How does soy affect fertility?
Soy and Estrogen
Soy is an excellent source of protein and the female reproductive hormone estrogen. Soy foods contain phytoestrogens, literally meaning plant-derived estrogen. The type of phytoestrogen in soy is known as isoflavones. These isoflavones come in different forms and have different effects. Some may function similarly to estrogens in the body, producing a very weak effect compared to the real hormone. And others act as antiestrogens, to reduce the activity of estrogen. Evidence is growing that these phytoestrogens may help with menopausal symptoms, as well as inhibits cancer cell growth.
Soy and its Effect on Fertility
There are not many studies done in this field, however some reports suggest that in countries where soy products are consumed in large amounts, the birth rate is no lower than in countries where soy is not routinely consumed.
A few studies suggest that high levels of soy protein may decrease fertility. According to a report in The American Journal of Clinical Nutrition a small number of studies have shown that high levels of soy can increase menstrual cycle length, decrease FSH (follicle-stimulating hormone) and decrease LH (leutinizing hormone). But we must note that the high levels of soy generating this effect are equivalent to drinking three 12-ounce glasses of soy milk (60 g soy protein equivalent to 45 mg of isoflavones) a day for a month. However, normally most people do not consume this much soy.

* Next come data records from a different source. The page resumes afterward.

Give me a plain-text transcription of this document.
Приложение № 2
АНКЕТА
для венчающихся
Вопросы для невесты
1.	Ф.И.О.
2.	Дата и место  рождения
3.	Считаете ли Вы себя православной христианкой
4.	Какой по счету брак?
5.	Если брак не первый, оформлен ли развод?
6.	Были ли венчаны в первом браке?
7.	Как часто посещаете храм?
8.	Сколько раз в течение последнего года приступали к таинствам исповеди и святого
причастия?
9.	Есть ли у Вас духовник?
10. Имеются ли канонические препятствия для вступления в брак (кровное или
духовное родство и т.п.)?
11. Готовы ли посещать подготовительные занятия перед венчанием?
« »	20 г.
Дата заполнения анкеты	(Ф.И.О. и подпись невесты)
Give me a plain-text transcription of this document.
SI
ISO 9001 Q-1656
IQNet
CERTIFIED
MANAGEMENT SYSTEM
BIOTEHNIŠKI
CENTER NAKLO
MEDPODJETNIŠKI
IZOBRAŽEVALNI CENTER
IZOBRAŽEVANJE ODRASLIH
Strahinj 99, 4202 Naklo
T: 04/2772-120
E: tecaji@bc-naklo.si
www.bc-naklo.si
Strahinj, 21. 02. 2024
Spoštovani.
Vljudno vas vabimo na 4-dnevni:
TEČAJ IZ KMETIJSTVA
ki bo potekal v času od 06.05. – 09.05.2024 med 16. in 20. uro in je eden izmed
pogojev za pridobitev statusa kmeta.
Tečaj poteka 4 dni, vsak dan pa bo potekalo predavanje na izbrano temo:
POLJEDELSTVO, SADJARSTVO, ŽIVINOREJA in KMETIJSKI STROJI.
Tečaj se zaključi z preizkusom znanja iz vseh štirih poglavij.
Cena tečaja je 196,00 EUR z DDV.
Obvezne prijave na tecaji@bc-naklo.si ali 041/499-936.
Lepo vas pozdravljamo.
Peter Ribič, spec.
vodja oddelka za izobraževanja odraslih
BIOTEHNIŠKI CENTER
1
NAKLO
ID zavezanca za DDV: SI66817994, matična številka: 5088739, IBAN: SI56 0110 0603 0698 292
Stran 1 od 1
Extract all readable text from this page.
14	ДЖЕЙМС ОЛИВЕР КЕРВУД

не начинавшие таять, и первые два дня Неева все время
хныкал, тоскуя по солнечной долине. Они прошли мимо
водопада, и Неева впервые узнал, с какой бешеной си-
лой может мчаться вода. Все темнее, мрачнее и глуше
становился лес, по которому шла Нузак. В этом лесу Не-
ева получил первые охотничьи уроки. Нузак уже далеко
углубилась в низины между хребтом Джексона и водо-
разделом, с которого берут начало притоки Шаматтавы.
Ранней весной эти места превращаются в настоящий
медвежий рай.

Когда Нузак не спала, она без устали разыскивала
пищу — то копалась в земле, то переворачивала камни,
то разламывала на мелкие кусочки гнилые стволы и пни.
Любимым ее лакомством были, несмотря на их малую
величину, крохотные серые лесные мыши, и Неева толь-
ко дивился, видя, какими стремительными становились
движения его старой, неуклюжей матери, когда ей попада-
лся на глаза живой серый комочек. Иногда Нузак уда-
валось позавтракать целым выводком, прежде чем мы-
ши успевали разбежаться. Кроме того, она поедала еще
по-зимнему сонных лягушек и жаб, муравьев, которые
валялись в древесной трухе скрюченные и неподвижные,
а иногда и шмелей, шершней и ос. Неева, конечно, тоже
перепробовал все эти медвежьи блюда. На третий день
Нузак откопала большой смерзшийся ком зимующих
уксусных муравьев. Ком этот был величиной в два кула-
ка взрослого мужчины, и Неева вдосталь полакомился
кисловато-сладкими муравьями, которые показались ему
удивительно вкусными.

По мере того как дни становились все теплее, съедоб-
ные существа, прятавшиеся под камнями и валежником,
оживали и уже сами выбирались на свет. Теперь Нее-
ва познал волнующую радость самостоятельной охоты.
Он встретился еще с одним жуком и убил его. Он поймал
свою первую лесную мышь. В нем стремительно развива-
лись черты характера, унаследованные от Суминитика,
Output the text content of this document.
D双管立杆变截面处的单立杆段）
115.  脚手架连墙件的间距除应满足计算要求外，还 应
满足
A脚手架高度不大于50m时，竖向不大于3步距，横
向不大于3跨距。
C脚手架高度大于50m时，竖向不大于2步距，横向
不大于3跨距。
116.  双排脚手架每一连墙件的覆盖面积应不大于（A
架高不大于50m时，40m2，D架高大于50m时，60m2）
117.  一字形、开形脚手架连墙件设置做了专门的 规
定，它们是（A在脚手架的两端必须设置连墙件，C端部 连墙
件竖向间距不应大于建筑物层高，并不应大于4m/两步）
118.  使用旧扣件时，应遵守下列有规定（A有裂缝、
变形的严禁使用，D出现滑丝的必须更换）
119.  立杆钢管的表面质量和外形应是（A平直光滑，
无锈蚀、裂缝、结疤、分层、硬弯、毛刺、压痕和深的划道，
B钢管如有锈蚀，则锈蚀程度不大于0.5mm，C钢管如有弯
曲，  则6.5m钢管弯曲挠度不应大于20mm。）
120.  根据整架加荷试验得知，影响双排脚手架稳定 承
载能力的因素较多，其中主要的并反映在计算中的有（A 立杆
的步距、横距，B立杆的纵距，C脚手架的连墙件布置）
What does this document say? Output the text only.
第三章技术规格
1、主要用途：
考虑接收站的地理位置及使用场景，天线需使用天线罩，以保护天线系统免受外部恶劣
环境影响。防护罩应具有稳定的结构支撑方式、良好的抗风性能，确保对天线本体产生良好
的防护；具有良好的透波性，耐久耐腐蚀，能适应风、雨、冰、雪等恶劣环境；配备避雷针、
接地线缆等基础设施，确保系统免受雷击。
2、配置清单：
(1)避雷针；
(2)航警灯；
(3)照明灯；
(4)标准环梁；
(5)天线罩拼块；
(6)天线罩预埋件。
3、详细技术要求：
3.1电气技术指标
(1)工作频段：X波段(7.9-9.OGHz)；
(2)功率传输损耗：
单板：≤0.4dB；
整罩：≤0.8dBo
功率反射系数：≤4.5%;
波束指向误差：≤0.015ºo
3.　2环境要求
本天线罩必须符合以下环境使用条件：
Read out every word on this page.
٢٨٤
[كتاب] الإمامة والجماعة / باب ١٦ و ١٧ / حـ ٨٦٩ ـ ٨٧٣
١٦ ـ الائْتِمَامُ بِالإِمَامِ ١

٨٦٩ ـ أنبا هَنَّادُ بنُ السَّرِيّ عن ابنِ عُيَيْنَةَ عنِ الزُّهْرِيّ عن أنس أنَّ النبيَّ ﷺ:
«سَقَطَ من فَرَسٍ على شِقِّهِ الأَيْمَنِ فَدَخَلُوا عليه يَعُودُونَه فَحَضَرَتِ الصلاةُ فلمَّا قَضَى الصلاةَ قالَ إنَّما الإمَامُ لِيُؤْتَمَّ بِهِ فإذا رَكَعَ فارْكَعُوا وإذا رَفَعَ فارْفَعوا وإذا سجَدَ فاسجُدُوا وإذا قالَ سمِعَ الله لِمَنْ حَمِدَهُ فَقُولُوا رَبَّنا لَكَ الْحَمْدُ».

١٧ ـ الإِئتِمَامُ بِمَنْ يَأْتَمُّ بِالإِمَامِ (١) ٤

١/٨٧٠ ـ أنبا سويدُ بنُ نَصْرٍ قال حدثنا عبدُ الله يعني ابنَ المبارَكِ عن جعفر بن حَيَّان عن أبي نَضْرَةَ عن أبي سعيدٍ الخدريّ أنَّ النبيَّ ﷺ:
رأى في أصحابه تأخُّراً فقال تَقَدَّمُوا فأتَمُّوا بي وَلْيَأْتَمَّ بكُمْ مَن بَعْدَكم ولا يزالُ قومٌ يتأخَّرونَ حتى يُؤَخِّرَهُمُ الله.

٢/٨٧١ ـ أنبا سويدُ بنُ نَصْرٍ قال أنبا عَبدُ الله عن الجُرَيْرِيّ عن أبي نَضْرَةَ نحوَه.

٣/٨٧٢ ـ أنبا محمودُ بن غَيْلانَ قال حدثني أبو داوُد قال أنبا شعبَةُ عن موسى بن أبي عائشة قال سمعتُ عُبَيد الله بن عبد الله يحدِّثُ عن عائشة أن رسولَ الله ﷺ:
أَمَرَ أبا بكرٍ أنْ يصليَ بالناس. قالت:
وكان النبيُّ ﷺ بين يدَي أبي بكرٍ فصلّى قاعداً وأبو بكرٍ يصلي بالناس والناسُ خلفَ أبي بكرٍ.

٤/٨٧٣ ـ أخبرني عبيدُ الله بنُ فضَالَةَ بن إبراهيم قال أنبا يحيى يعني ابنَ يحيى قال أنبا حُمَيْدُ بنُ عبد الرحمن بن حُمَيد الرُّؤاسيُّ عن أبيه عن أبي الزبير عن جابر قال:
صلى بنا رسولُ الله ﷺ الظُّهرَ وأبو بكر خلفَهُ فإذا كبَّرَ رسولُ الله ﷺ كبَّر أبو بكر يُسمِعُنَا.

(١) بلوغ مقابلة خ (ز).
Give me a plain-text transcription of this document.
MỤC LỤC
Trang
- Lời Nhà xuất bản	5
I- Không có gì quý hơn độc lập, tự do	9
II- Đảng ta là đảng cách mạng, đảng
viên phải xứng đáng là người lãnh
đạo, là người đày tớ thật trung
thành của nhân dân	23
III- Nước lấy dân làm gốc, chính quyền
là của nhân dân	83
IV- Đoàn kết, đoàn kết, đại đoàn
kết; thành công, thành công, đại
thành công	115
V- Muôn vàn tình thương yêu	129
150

The American Family Physician magazine stated that up to one-quarter of women with fertility problems may be helped by dietary changes. The researchers state that, since the phytoestrogens in soy products increase the length of the follicular phase and lead to fewer menstrual cycles over a woman’s lifetime, it is possible that soy may decrease fertility in some women. But they also add here that women with multiple risk factors for infertility may be more sensitive to soy than others.
Some studies on various animal species have also indicated that eating high levels of phytoestrogens from soy can have adverse effects on fertility. But there is no current data to suggest that consumption of phytoestrogens at the levels normally encountered in the diet of animals in these tests or humans in general are likely to be harmful.
A more recent review reported in The American Journal of Clinical Nutrition sates that reproductive and developmental toxicity studies did not find significant variations in fertility from soy phytoestrogens consumption in healthy couples, indicating that normal intake of soy is basically harmless to your fertility and hence your chances of becoming pregnant or maintaining a pregnancy.
If for any reason you are experiencing fertility problems, it certainly is a good idea to limit soy in your diet to rule out any possibilities of its effect on your fertility. Since it’s the protein portion of soy that contains the phytoestrogens, you should try to avoid tofu, soy milk, tempeh, TVP and soy nuts. Soy sauce does not contain phytoestrogens, and so you can continue using this to flavor foods. As with any food, it is wise not to overconsume. Eating soy in moderation allows you to avoid any potential harm due to overconsumption, as well as leaves more scope for a variety in your diet which helps you are to get all the important nutrients that your body needs.